Meski merupakan autobiografi penulis, untuk seorang wanita berusia 80 tahun, ingatan tentang masa lalunya sunggguh luar biasa. Begitu banyak rincian yang disampaikan. Sehingga membaca buku ini seakan mendengarkan ia bercerita secara langsung di hadapan kita. 

Sekedar mengingatkan bagi yang lupa, pengertian autobiografi, ada juga yang menyebutnya otobiografi  adalah sebuah tulisan mengenai kehidupan penulis. Mulai saat kecil hingga saat tulisan dibuat. Lebih lengkap bisa dilihat di sini.

Secara garis besar, buku ini terdiri dari lima bagian.  Bagian pertama  berkisah tentang kelahiran penulis hingga dewasa.  Dari pertemuan dan pernikahan kedua orang tuanya, hingga masa-masa kecil ketika ia begitu dimanjakan oleh sang ayah.

Bagian kedua tentang pernikahan penulis hingga memiliki seorang anak laki-laki, termasuk bagaimana ia harus beradaptasi dengan keluarga suami. Bukan hal mudah, terutama karena kendala bahasa. 

Bayangkan  2 orang yang menikah namun untuk berkomunikasi satu dengan lainnya sangat sulit. Kalau zaman sekarang, bisa terjadi perang dunia dalam rumah tangga, kendala komunikasi  sering dijadikan alasan. 

Sepertinya kita perlu belajar pada kebesaran hati mereka berdua, menerima pasangan yang dijodohkan sampai akhir hayat dengan segala kelebihan dan kkurangan.

Bagian ketiga berisikan uraian tentang hubungan penulis dan suami, terutama karena sang suami nyaris mengalami kematian. Meski mereka saudah bisa berkomunikasi dengan baik, namun banyak hal yang harus dihadapi. Hubungan keduanya lebih menjadi hubungan persaudaraan dari pada pernikahan. 

Bagian keempat berisikan tentang pernikahan adik ipar penulis dengan adik kandungnya, bagaimana sang anak laki-laki penulis pada akhirnya justru dibesarkan oleh sang nenek dari pihak ayahnya. Juga perihal kondisi ekonomi pada saat Perang Dunia Pertama.

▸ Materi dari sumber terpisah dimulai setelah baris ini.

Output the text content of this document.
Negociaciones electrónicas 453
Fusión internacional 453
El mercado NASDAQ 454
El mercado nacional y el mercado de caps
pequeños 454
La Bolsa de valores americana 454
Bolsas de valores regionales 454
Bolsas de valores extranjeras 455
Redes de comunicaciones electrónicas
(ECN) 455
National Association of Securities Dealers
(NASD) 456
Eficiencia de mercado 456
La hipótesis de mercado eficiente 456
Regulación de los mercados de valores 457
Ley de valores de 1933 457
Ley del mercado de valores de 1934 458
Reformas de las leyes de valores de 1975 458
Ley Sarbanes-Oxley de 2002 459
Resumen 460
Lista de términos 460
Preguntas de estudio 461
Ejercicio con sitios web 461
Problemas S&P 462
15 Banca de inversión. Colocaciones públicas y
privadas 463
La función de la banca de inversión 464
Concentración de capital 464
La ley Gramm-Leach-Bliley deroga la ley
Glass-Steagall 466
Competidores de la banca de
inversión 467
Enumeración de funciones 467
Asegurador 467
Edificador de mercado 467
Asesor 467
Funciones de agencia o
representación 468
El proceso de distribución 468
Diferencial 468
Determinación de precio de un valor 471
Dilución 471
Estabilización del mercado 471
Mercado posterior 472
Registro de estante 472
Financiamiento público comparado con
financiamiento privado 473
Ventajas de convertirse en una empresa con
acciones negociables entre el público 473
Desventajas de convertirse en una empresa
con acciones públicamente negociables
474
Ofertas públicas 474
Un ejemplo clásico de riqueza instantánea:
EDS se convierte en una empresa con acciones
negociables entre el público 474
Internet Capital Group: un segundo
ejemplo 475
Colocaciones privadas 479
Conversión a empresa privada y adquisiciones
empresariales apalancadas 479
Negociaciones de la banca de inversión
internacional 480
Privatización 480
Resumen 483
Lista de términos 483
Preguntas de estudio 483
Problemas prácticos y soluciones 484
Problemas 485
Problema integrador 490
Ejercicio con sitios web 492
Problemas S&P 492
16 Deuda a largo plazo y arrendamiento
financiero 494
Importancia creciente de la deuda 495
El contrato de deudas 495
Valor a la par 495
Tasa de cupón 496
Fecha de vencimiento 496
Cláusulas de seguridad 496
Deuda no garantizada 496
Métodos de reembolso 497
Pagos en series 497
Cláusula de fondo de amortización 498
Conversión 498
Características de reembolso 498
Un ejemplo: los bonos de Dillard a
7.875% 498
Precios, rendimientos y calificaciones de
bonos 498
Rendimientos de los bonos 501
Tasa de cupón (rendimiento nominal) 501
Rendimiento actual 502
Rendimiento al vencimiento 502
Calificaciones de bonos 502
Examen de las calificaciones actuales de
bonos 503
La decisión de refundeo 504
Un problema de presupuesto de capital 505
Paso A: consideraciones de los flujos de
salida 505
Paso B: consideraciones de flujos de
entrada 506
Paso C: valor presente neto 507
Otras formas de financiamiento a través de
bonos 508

Bagian terakhir, bagian kelima sedikit berbeda dengan keempat bagian lainnya. Selain kisahnya lebih suram, karena memuat tentang sang ayah yang meninggal pad atahun 1920, juga beberapa peristiwa meneydihkan lainnya. 

Suasana muram muncul pada bagian ini. Sedih rasanya keseluruhan kisah hidup yang menggembirakan, suasana ceria, ditutup dengan akhir yang seperti ini.

Dalam kehidupannya, sosok sang ibu merupakan orang yang paling berperan dalam keluarga penulis. Meski  banyak keputusan tetap diambil oleh sang ayah. Sang ibu sadar betul bagaimana posisi suaminya di masyarakat sehingga terus berusaha mengembangkan diri agar layak untuk mendampingi sang suami. Mulai dari cara berpakaian, pergaulan, bahasa, hingga cara mendidik anak.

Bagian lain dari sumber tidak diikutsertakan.